Diagnostic VMC en copropriété : quand proposer une remise à niveau complète
Proposez un diagnostic quand les plaintes se répètent, quand les débits mesurés ne tiennent plus, ou après plusieurs réparations ponctuelles sur la même colonne. Si le réseau est inaccessible, percé, sous-dimensionné au regard du débit cumulé, ou si le caisson est en fin de vie, la remise à niveau complète se justifie sur un calcul et pas sur une impression. C'est aussi le moment de reprendre l'équilibrage et les entrées d'air, souvent obturées après un remplacement de menuiseries.

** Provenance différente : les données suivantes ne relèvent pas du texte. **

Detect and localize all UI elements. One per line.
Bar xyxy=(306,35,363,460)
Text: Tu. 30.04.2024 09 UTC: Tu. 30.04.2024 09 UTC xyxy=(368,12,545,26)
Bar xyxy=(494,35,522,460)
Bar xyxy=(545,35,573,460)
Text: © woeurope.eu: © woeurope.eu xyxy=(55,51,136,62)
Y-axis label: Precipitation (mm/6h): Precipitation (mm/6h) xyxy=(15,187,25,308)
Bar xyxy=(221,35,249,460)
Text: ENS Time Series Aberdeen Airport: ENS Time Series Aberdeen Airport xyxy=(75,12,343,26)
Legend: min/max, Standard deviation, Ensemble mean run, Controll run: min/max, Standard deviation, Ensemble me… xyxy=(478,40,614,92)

Aides et obligations en 2026 : comment sécuriser votre dossier en VMC collective
CEE et dispositifs 2026 : pièces à fournir, preuves de travaux et contrôles
Sur un lot ventilation collective financé en CEE, tout se joue sur les preuves. Devis daté et signé avant travaux, attestation sur l'honneur, facture détaillée, fiches techniques et références des bouches, caissons, conduits et régulations. Ajoutez les photos avant et après par cage, et le relevé des débits mesurés logement par logement. Les contrôles documentaires et sur site restent fréquents en 2026, et c'est le relevé qui est demandé en premier.
Exigences RGE et traçabilité : bonnes pratiques pour éviter un dossier retoqué
Vérifiez la qualification RGE sur le bon domaine, au bon SIRET, à la date de signature du devis et non à celle des travaux. Sur devis et facture, faites apparaître marque, modèle, performances et périmètre exact du lot ventilation. Gardez une chaîne documentaire unique. Zéro flou. Rapport de mise en service, procès-verbaux de mesures par logement, et comptes rendus de reprise en cas d'écart.
Coordination copropriété et syndic : votes, devis, planning et réception des travaux
Sécurisez le circuit décisionnel avant de commander. Vote en assemblée, devis comparés sur le même périmètre technique, planning d'accès aux logements et aux parties communes, puis réception formalisée. Prévoyez le DOE, le traitement des réserves et la transmission au syndic, avec des réserves signalées, suivies et levées depuis le dossier du chantier plutôt que sur un tableur qui circule par mail. Une seule chaîne de documents, du vote à la facture, c'est ce qui évite la contestation d'un solde.